Inspired by the Olympics? Why not get fit and go running
Manchester Running Routes
The Olympics has come and gone, the Paralympics are soon to begin and people are in awe of what they have witnessed. The hype of the athletes has inspired the generations across the world. What's my point? People are beginning to try sports, and by that I mean there are more and more who usually stayed away from the idea that are now beginning to give it a go.
When I was down in London last week, I witnessed pavements full of runners - not the athletes we saw on TV, but regular people like you and me who decided to go on a run after work. People have been doing this a long time, but for those of you who haven't, there is no better time to start. I digress. Living and studying in Manchester means that I have gotten to know some great running routes. Particularly when I run in the evenings I like well lit areas with a good amount of people, but not enough to feel like I'm in the spotlight.
For your convenience, I have compiled a detailed list of some of the good running spots around where I live. These cater from complete novices to the more experienced runners.
Beginner Runs: 1-2 Miles If you're just starting out, then the last thing you want to do is push yourself too hard, injure yourself or feel so awful after the run that you never go back. Have a look at a park near you and try and map a route that will be useful to you. In my case, Platt Fields park is the most convenient.
The positive of park running is that you can essentially make yourself a circuit, that you can repeat as many times as you feel necessary, without having the burden of 'biting off more than you can chew' that you might experience on a larger circuit. In this case, Platt Fields Park is a quiet with enough people to make you feel more at ease. For those of you around the Fallowfield area, I highly recommend this as a running option.

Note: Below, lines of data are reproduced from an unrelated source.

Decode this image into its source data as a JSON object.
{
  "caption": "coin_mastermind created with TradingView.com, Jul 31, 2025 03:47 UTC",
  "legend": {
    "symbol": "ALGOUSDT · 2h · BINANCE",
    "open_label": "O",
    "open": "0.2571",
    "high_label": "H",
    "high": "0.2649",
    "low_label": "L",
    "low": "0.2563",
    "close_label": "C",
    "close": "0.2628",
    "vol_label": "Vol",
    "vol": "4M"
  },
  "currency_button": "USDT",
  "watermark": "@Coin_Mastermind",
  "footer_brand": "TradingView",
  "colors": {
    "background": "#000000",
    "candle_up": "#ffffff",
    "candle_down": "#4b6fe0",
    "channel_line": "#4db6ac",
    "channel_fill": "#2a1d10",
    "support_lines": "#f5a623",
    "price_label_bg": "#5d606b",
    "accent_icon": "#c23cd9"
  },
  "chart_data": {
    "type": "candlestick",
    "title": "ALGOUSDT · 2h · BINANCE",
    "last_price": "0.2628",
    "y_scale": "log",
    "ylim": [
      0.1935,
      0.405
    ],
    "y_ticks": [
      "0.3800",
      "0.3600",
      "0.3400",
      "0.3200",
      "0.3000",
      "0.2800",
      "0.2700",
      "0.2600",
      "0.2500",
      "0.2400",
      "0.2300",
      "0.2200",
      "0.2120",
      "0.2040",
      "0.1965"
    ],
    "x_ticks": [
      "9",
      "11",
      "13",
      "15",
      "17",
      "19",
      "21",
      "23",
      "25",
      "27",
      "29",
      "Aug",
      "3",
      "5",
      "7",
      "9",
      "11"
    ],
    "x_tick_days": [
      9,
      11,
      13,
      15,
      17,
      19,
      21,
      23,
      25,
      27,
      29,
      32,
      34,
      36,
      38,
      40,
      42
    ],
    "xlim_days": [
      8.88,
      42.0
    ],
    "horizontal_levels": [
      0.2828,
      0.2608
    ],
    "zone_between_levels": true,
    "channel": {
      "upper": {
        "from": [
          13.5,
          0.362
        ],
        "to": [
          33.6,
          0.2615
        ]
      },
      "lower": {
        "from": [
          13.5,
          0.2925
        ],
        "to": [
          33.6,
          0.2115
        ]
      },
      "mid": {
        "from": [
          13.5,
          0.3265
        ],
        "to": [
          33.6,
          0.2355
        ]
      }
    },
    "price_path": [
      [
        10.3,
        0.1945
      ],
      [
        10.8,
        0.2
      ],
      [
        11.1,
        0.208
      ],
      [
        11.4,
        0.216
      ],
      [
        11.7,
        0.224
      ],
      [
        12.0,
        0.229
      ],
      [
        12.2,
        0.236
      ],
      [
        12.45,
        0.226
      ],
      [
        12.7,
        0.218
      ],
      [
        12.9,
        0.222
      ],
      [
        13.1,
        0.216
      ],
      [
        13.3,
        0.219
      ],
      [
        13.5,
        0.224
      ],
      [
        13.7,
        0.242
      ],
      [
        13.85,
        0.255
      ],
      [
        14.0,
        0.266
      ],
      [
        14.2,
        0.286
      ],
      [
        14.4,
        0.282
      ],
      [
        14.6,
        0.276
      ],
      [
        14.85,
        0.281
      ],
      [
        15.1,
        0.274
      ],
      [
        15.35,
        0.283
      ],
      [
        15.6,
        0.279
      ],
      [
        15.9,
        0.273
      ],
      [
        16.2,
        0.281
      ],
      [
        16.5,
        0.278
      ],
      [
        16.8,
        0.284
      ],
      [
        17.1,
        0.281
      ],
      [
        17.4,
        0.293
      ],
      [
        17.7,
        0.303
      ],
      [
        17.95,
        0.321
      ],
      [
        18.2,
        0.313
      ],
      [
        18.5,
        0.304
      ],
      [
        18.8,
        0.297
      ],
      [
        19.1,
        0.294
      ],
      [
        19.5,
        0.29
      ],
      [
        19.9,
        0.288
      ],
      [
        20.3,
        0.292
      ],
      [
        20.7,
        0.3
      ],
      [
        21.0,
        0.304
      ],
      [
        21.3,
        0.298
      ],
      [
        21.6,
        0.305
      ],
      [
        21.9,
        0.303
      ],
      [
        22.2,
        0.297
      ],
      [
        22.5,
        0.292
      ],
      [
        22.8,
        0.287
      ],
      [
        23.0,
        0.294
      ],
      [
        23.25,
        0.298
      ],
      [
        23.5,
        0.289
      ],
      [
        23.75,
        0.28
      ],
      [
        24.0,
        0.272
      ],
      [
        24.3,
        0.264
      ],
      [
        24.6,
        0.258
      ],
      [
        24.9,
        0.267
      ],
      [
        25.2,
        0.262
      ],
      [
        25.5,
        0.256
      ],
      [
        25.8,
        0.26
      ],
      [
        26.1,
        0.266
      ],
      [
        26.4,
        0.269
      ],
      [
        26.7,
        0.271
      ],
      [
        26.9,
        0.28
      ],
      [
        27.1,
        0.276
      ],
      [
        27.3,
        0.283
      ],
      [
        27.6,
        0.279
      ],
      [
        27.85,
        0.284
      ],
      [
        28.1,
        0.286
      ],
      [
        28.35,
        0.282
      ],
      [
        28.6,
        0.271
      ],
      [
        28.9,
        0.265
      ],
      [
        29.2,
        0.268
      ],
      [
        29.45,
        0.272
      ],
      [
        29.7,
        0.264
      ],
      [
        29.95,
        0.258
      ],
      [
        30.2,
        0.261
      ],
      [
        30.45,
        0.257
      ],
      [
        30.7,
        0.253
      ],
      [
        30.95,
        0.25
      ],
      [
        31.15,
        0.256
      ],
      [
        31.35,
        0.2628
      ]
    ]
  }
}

Intermediate Run: 3-5 Miles Whilst at University my favoured route was to use the Fallowfield Loop with a bit of the housing areas I was living in. The advantage of cities is that whilst they don't have as many footpaths as the countryside, they have blocks. These are a good way to map your run, effectively you can run in one giant square or in a series of squares depending on the distance you wish to travel.

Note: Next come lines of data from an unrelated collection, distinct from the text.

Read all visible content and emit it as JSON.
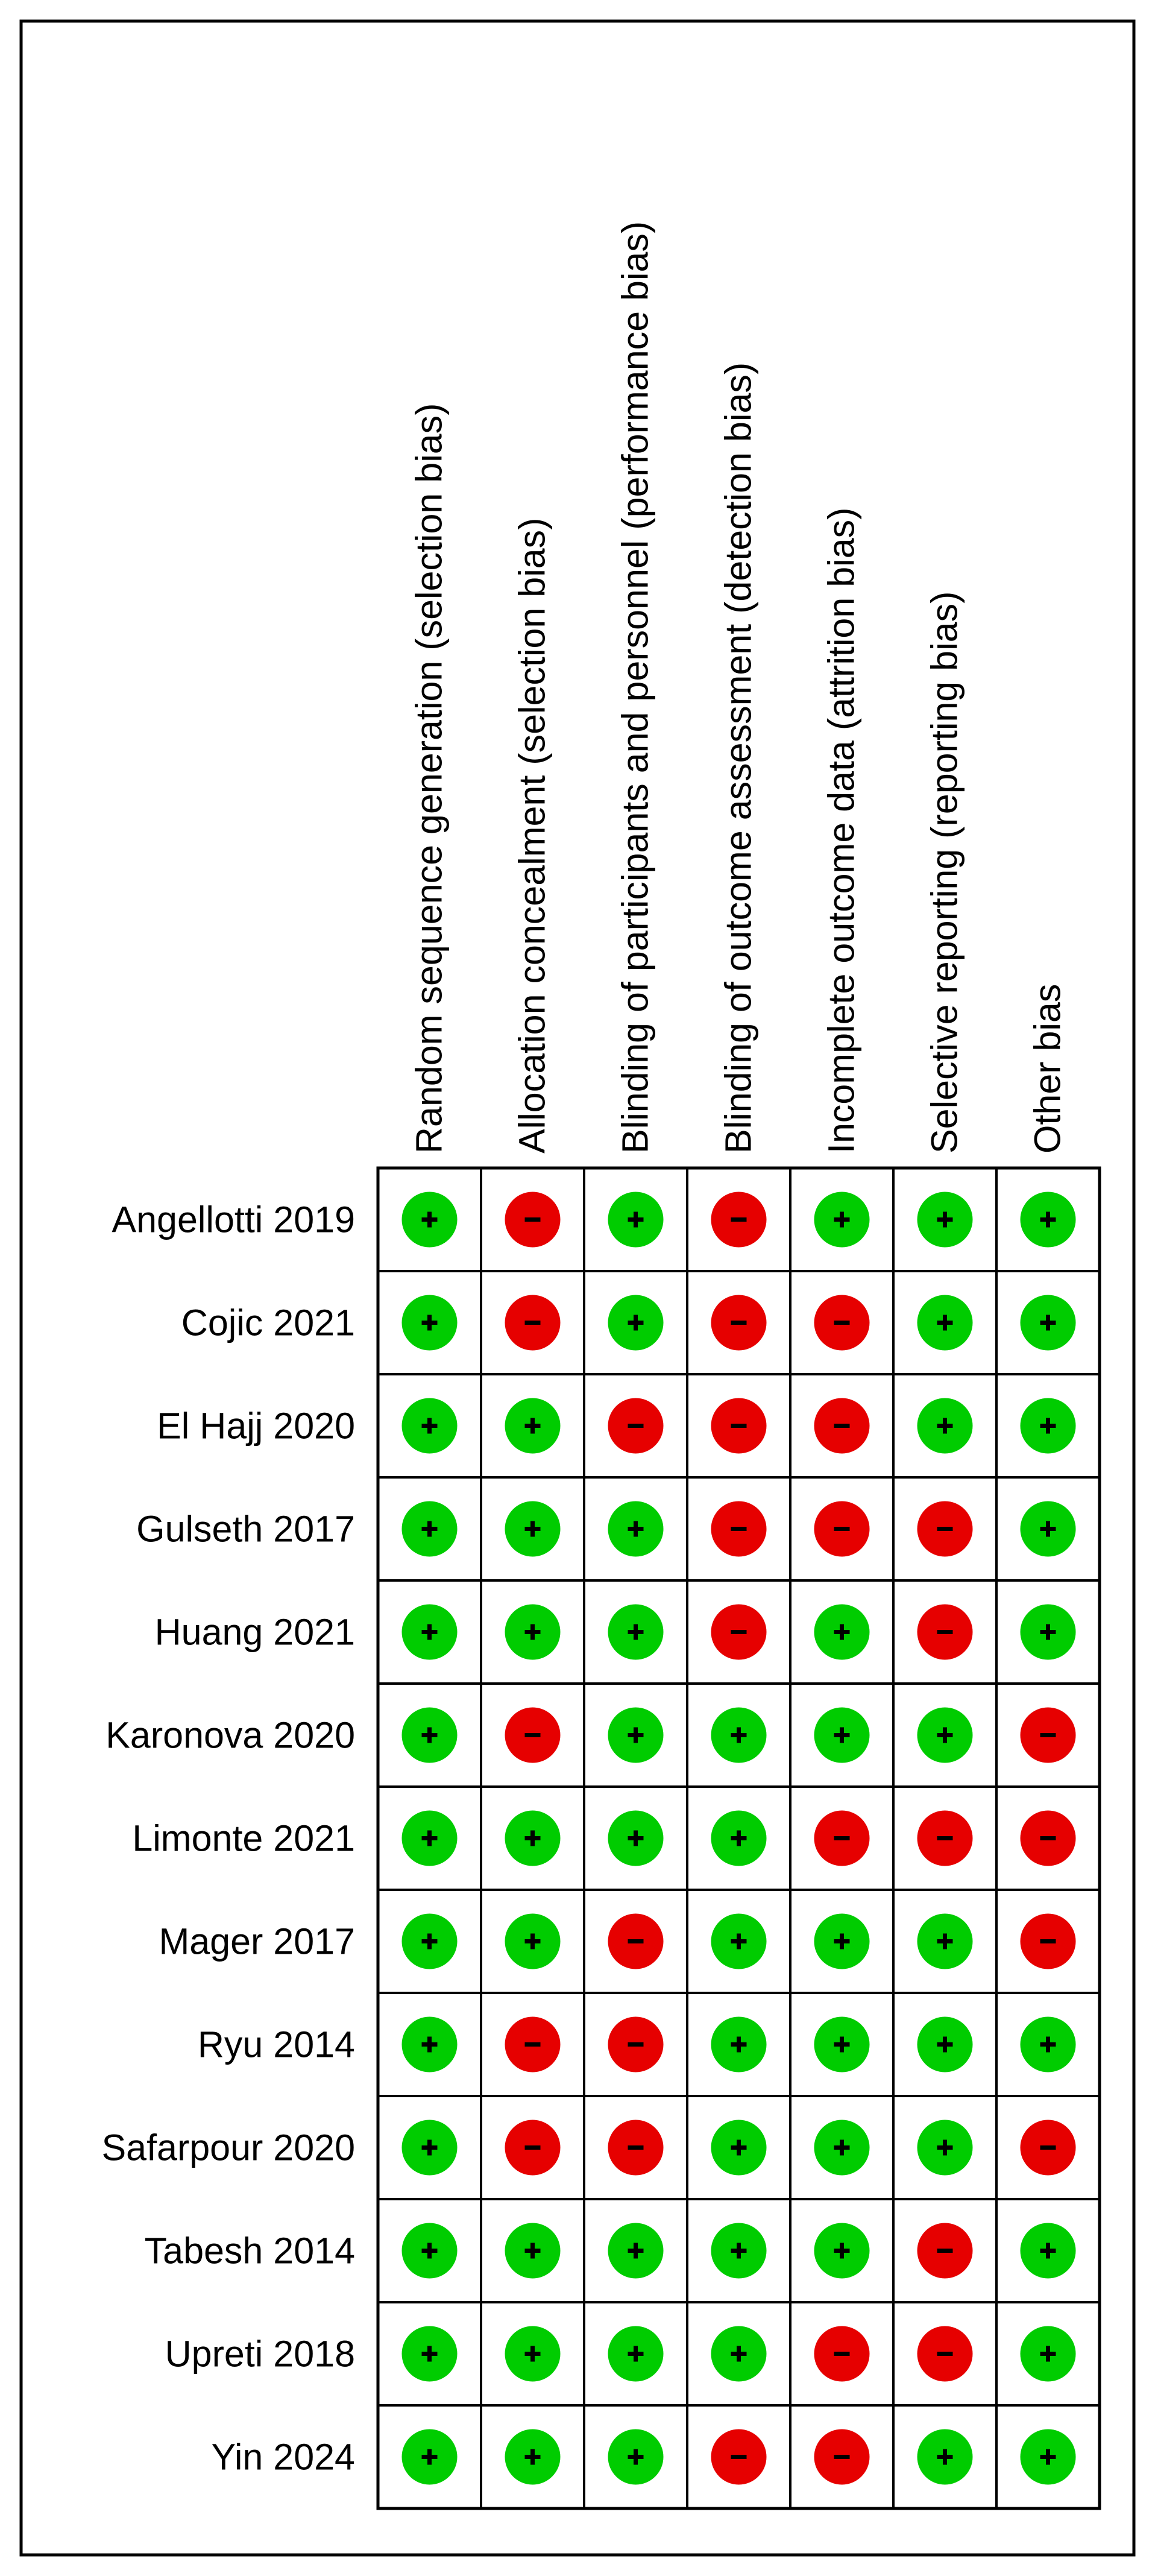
{
  "chart_data": {
    "type": "table",
    "title": "",
    "domains": [
      "Random sequence generation (selection bias)",
      "Allocation concealment (selection bias)",
      "Blinding of participants and personnel (performance bias)",
      "Blinding of outcome assessment (detection bias)",
      "Incomplete outcome data (attrition bias)",
      "Selective reporting (reporting bias)",
      "Other bias"
    ],
    "studies": [
      {
        "name": "Angellotti 2019",
        "judgements": [
          "+",
          "-",
          "+",
          "-",
          "+",
          "+",
          "+"
        ]
      },
      {
        "name": "Cojic 2021",
        "judgements": [
          "+",
          "-",
          "+",
          "-",
          "-",
          "+",
          "+"
        ]
      },
      {
        "name": "El Hajj 2020",
        "judgements": [
          "+",
          "+",
          "-",
          "-",
          "-",
          "+",
          "+"
        ]
      },
      {
        "name": "Gulseth 2017",
        "judgements": [
          "+",
          "+",
          "+",
          "-",
          "-",
          "-",
          "+"
        ]
      },
      {
        "name": "Huang 2021",
        "judgements": [
          "+",
          "+",
          "+",
          "-",
          "+",
          "-",
          "+"
        ]
      },
      {
        "name": "Karonova 2020",
        "judgements": [
          "+",
          "-",
          "+",
          "+",
          "+",
          "+",
          "-"
        ]
      },
      {
        "name": "Limonte 2021",
        "judgements": [
          "+",
          "+",
          "+",
          "+",
          "-",
          "-",
          "-"
        ]
      },
      {
        "name": "Mager 2017",
        "judgements": [
          "+",
          "+",
          "-",
          "+",
          "+",
          "+",
          "-"
        ]
      },
      {
        "name": "Ryu 2014",
        "judgements": [
          "+",
          "-",
          "-",
          "+",
          "+",
          "+",
          "+"
        ]
      },
      {
        "name": "Safarpour  2020",
        "judgements": [
          "+",
          "-",
          "-",
          "+",
          "+",
          "+",
          "-"
        ]
      },
      {
        "name": "Tabesh 2014",
        "judgements": [
          "+",
          "+",
          "+",
          "+",
          "+",
          "-",
          "+"
        ]
      },
      {
        "name": "Upreti 2018",
        "judgements": [
          "+",
          "+",
          "+",
          "+",
          "-",
          "-",
          "+"
        ]
      },
      {
        "name": "Yin 2024",
        "judgements": [
          "+",
          "+",
          "+",
          "-",
          "-",
          "+",
          "+"
        ]
      }
    ],
    "colors": {
      "low_risk": "#00cc00",
      "high_risk": "#e60000",
      "symbol": "#000000",
      "grid": "#000000",
      "background": "#ffffff"
    }
  }
}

Admittedly these are hardly 'square' so to speak, but what is important here is how easy the routes are to make. Running along main roads ensures that they are well lit (which is great for those who run in the evening) and it also means that nobody in their cars is really going to be paying attention to you for much longer than 3 seconds. There are always pavements in the cities and generally the terrain is flat, so they make for great routes.

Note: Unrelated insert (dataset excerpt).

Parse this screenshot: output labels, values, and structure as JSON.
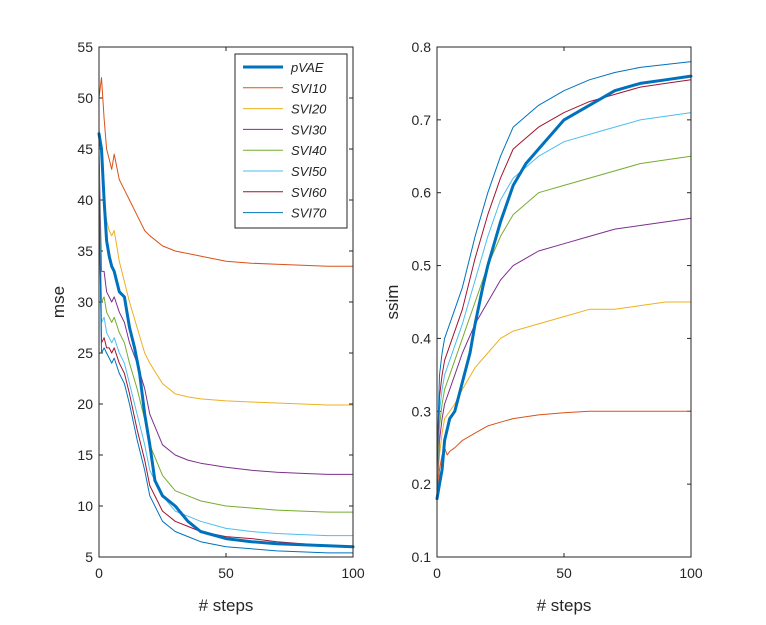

Now that you have the basic idea of route planning, you can put it into practice for the long distance runs. Try to keep in mind where you will be running, for some people the thought of being seen running is a major turn off. Always remember that there are routes that are safe whilst being secluded. Running is something many people enjoy, it doesn't have to be a chore as you may begin to pride yourself on your fitness.
Manchester offers some great opportunities to run, for both novice and the experienced runners.